Потом темноволосый – Филипп – все так же молча берет миску с нарубленным мясом, отмахнувшись от брата, открывает дверцу вольеры и лезет внутрь. Спокойно подходит к волчонку и ставит миску перед его мордой: присев на корточки, гладит его по загривку – совершенно не боясь. Волчонок, словно услышав команду, тут же начинает жадно пожирать мясо. И тогда Кирилл что-то резко говорит брату, поворачивается и стремительно убегает прочь.

Да-а-а…

Что же потом произошло с этим маленьким темноволосым мальчиком, убежавшим из детдома?

От Филиппа Лебедева мысли мои перескочили к его брату Кириллу, а потом – к Ване Пахомову, которого похоронили сегодня днем. Народу собралось на редкость много – оказывается, Ваню знали и помнили многие. Скажу прямо – когда я стоял на кладбище рядом со свежевырытой могилой, меня посещали отнюдь не радостные мысли. Ведь недалек день, когда и меня положат там же, на тихом алпатовском кладбище, в тени березок, рядом с Машенькой.

Я невольно хмыкнул и постарался выкинуть из головы эти нерадостные мысли.

Приглушенно – я всегда на ночь уменьшаю громкость – зазвонил телефон. Я посмотрел на часы: без двадцати час ночи.
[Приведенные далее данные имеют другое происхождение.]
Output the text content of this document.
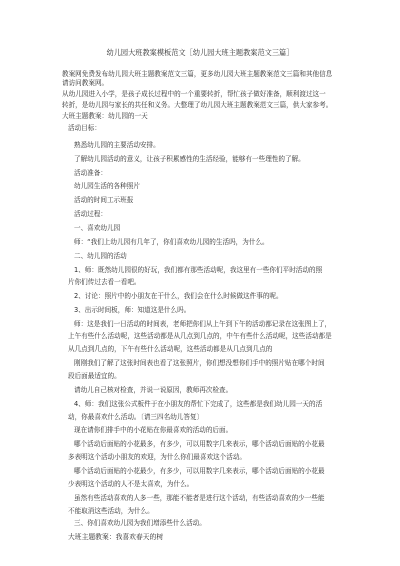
幼儿园大班教案模板范文［幼儿园大班主题教案范文三篇］
教案网免费发布幼儿园大班主题教案范文三篇，更多幼儿园大班主题教案范文三篇和其他信息
请访问教案网。
从幼儿园进入小学，是孩子成长过程中的一个重要转折，帮忙孩子做好准备，顺利渡过这一
转折，是幼儿园与家长的共任和义务。大整理了幼儿园大班主题教案范文三篇，供大家参考。
大班主题教案：幼儿园的一天
活动目标：
熟悉幼儿园的主要活动安排。
了解幼儿园活动的意义，让孩子积累感性的生活经验，能够有一些理性的了解。
活动准备：
幼儿园生活的各种照片
活动的时间工示班报
活动过程：
一、喜欢幼儿园
师：“我们上幼儿园有几年了，你们喜欢幼儿园的生活吗，为什么。
二、幼儿园的活动
1、师：既然幼儿园很的好玩，我们都有那些活动呢，我这里有一些你们平时活动的照
片你们传过去看一看吧。
2、讨论：照片中的小朋友在干什么，我们会在什么时候做这件事的呢。
3、出示时间板，师：知道这是什么吗。
师：这是我们一日活动的时间表，老师把你们从上午到下午的活动都记录在这张图上了，
上午有些什么活动呢，这些活动都是从几点到几点的，中午有些什么活动呢，这些活动都是
从几点到几点的，下午有些什么活动呢，这些活动都是从几点到几点的
刚刚我们了解了这张时间表也看了这张照片，你们想没想你们手中的照片贴在哪个时间
段后面最适宜的。
请幼儿自己核对检查，并说一说原因，教师再次检查。
4、师：我们这张公式板件于在小朋友的帮忙下完成了，这些都是我们幼儿园一天的活
动，你最喜欢什么活动。〔请三四名幼儿答复〕
现在请你们排手中的小花贴在你最喜欢的活动的后面。
哪个活动后面贴的小花最多，有多少，可以用数字几来表示，哪个活动后面贴的小花最
多表明这个活动小朋友的欢迎，为什么你们最喜欢这个活动。
哪个活动后面贴的小花最少，有多少，可以用数字几来表示，哪个活动后面贴的小花最
少表明这个活动的人不是太喜欢，为什么。
虽然有些活动喜欢的人多一些，那能不能者是进行这个活动，有些活动喜欢的少一些能
不能取消这些活动，为什么。
三、你们喜欢幼儿园为我们增添些什么活动。
大班主题教案：我喜欢春天的树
Кто еще, кроме любимой внучки, мог набраться наглости и позвонить мне в столь поздний час?

Я взял трубку. Естественно, это была Станислава.

– Не спишь, дед? – бодро осведомилась она.

– Не сплю, – подтвердил я. – А ты почему полуночничаешь?

Но, вместо того чтобы ответить ясно и правдиво, она принялась хныкать и жаловаться на мать, на духоту и бессонницу. Так она мямлила, пока я не прервал ее:

– Хватить ныть. Что ты хотела мне сообщить?

Она помолчала и уже другим голосом, в котором слышалась с трудом сдерживаемая злость, сказала:

– Ты видел, что в поселке делается?

– Видел.

– Все как рехнулись – бегут сломя голову в Москву.

– Каждый имеет право выбора, – возразил я.

– Они тоже решили смыться, – заявила моя внучка.

"Они" означало: мой сын и невестка. Ну что ж, это не было таким уж плохим решением проблемы. Наверное, так будет даже лучше – уедут от греха подальше, пока все не встанет на свои места.

Так я и сказал Станиславе.

– Но они хотят и меня с собой в Москву забрать! А я не собираюсь бросать тебя здесь одного. Пусть и не надеются! Я уже совершеннолетняя и сама могу за себя отвечать! – заявила моя внучка. И снова затараторила про то, что ни за что без меня не уедет в город.